Summary
- Build your Financial Fortress with Dividends.
- Income Return is measurable and predictable.
- Total Return is a bimodal distribution with income and price components, confusing business outcomes and market outcomes along with different means and variations, which should not be combined for goal setting.
Intro to Robust Metrics
A robust metric detects what it wants to detect, and does not detect what it does not want to detect. While the virtues of setting goals and success metrics are self evident, the application of these virtues can span well outside products and operations. Practically, robust metrics exist to bring harmony to our lives, both personal and professional.
During the interview process, onboarding, and execution of a Data Scientist at Meta, the concept of a robust metric was ingrained into the decision making process. Natural curiosity eventually lead me to ask how financial planning goal setting based on net worth and market returns was robust.
A robust metric needs to work under all conditions, even the worst case. Robust metrics should avoid or attempt to control for the following:
- Outliers
- Long Tails
- Small Sample Sizes
- High variations
- Provide controllable inputs
Dividends and Price
Let us review two lines for AEP, an electric utility, over the last 20 years with one showing price and one showing dividends.
There is a difference between market returns and business outcomes. A market return is composed of the starting and ending price and the dividends paid, also known as a Total Return. The distributions of variance in the price component (above) and of the dividends paid (above) are significantly different. Best not to have a metric that is composed of bimodal inputs and variances. One might want to split these out to find which input is robust and best suited for the use case.
A good dividend growth stock has positive dividends, paid quarterly, and typically raises the dividends each year. Four positive data points a year, increasing, in a straight line. An essentially straight line has low variance and high predictability. Better, this is a Business Outcome we can control by selecting good businesses.
While the ending point after 20 years between price and dividends might appear to be the same outcome, the journey matters. Humans need to know they are on the path to success or they might jump off it. When the red line dips, how is one to know, if this red line is the north star, that they are on the path to success? Hope that the price will go back. While statistically true generally, the practical link to fundaments, i.e. controllable inputs, might be a jump, especially if the stock does not have excellent business fundamentals. Why not focus on the fundamentals?
Metrics serve Goals
How can I know if I am on track to achieve my goals, i.e. pay my bills, each quarter?
Price return is not a robust metric. Setting a net worth goal and tracking with market returns is not robust. It is hope and not a plan to assume that over the long run the average return will be positive and the variance will eventually be less than the return. It is hope because it cannot be tracked incrementally with certainty even in the worst of times. That is when metrics REALLY matter. One knows a product and operation is BUILT LIKE A FORTRESS, when plans, operations, and metrics work in synergy to provide controllability and predictability.
- Price return (Total Return = Index Return) has variances higher than they return. In any given quarter the price could be +/- 10%. Further, price return is a market outcome and not a business outcome. Further, there really is only one data point that matters, when one sells. These data points are fiction for the holding until the holder switches from long term investor to seller. Best to have a robust metric that has real data points to measure that are impactful to the user. Data points on paper are just not real. Cash is real. Cash in the bank can be used to compound.
Robust Metrics mean Practical Metrics
- A robust metric needs to detect the status of success at all times, particularly in the worst of times.
- Measure real things.
- Provide the ability to plan, ex. predict over the short term and long term.
- Work with operations to provide controllable inputs.

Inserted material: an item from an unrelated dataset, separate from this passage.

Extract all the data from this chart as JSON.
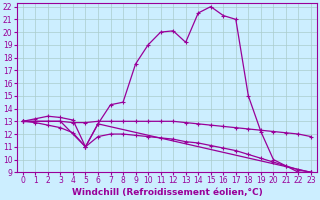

- Metrics provides ample opportunity for integrating data and action that leads to impactful business outcomes.
- All while meeting the fundamentals like avoiding tails, outliers, which because it meets these fundamental statistical qualifications enables the metric to be practical, used in a variety of ways to achieve superior outcomes.
Perhaps, there is a Simpson’s paradox in financial planning that Modern Portfolio Theory is currently out of touch until the next crisis hits. A Simpson’s paradox that the trend in dividends drives the majority of returns through dividends, dividends reinvested, and dividend growth. When combined with total return, the price return makes this trend disappear.